# 3. Basic exploratory analysis
### Airbus Ship Detection Challenge - A quick overview for computer vision noobs

&nbsp;


Hi, and welcome! This is the third kernel of the series `Airbus Ship Detection Challenge - A quick overview for computer vision noobs.` In this short kernel we will review the data very briefly. We will, first, count ship/no-ship images and plot the ships-per-image distribution and, second, present the strong imbalance in the total amount of ship/no-ship pixels.



The full series consist of the following notebooks:
1. [Loading and visualizing the images](https://www.kaggle.com/julian3833/1-loading-and-visualizing-the-images)
2. [Understanding and plotting rle bounding boxes](https://www.kaggle.com/julian3833/2-understanding-and-plotting-rle-bounding-boxes) 
3. *[Basic exploratory analysis](https://www.kaggle.com/julian3833/3-basic-exploratory-analysis)*
4. [Exploring public models](https://www.kaggle.com/julian3833/4-exploring-models-shared-by-the-community)
5. [1.0 submission: submitting the test file](https://www.kaggle.com/julian3833/5-1-0-submission-submitting-the-test-file)

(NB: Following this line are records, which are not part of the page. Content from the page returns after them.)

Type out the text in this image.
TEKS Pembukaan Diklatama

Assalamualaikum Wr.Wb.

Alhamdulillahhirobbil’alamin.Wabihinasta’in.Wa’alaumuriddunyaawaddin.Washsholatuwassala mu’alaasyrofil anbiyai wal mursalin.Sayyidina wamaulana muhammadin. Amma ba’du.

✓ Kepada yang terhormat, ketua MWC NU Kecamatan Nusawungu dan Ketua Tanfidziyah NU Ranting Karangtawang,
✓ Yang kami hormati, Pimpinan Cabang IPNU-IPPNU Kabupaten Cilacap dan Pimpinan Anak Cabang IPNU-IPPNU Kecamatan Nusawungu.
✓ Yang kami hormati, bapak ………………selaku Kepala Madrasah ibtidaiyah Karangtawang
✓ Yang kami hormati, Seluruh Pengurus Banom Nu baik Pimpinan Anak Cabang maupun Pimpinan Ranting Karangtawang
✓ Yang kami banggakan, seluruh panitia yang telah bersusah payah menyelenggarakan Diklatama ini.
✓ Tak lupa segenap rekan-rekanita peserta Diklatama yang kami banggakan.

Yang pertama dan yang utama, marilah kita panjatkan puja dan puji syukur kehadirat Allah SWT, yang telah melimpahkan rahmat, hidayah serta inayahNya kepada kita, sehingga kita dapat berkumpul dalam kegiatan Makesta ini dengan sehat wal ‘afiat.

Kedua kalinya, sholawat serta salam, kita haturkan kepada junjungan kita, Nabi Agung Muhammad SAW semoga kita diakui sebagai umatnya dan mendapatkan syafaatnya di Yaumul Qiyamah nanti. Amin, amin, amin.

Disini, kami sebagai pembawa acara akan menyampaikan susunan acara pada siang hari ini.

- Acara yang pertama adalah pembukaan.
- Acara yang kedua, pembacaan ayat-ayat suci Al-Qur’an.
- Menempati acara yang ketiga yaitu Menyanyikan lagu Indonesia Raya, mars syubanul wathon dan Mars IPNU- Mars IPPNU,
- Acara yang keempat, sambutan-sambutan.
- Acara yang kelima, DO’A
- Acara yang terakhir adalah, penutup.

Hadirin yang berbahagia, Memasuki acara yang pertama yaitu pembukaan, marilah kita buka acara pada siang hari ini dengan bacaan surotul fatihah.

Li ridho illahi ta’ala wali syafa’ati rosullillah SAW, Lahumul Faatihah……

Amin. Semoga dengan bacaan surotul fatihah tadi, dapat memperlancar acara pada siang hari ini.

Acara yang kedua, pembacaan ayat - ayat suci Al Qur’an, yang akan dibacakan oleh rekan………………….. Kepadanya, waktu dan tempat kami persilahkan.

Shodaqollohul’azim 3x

This is an ongoing project, so expect more notebooks to be added to the series soon. Actually, we are currently working on the following ones:
* Understanding and exploiting the data leak
* A quick overview of image segmentation domain
* Jumping into Pytorch
* Understanding U-net
* Proposing a simple improvement to U-net model

## 1. 10,000 foot view 

The dataset consist of 3 csvs and 2 image sets: 
* The `train/` and the `test/` set of images, with 104,070 and 88,500 images each
   - Refer to the [first kernel](https://www.kaggle.com/julian3833/1-loading-and-visualizing-images) of the series to display these images
* The `sample_submission.csv` is a submit example, with the format of a solution. It has exactly 88,486 images to process (14 images from `test/` should be excluded for the submission, as stated on the Challenge's [Data](https://www.kaggle.com/c/airbus-ship-detection/data) tab)
* The `train_ship_segmentations.csv` contains the run-length encoded bounding boxes for the ships in the `train/` directory, while the `test_ship_segmentations.csv` contains the bouding boxes for the `test/` directory. 
   - These `dfs` have two columns: `ImageId` and `EncodedPixels`
   - An image with more than one ship will have n rows in these csvs, one for each ship
  
  
 <span style='color:blue'>Why is there a `test_ship_segmentations.csv` at all? Isn't that csv like... the solution? Well, it actually is. There was a data leakage in the dataset and the organizers decided to make the segmentations for the `test/` images public. We are currently working on a notebook explaining the situation and we [shared another one](https://www.kaggle.com/julian3833/5-1-0-submission-submitting-the-test-file) creating a 1.00 submission from this test set</span>

In [None]:
ls ../input/

In [None]:
import os
import pandas as pd
import matplotlib.pyplot as plt

print(f"Images in train/: {len(os.listdir('../input/train/'))}")
print(f"Images in test/ :  {len(os.listdir('../input/test/'))}")

print()

n_submit_images = pd.read_csv("../input/sample_submission.csv").shape[0]
print(f"Images for submission: {n_submit_images}")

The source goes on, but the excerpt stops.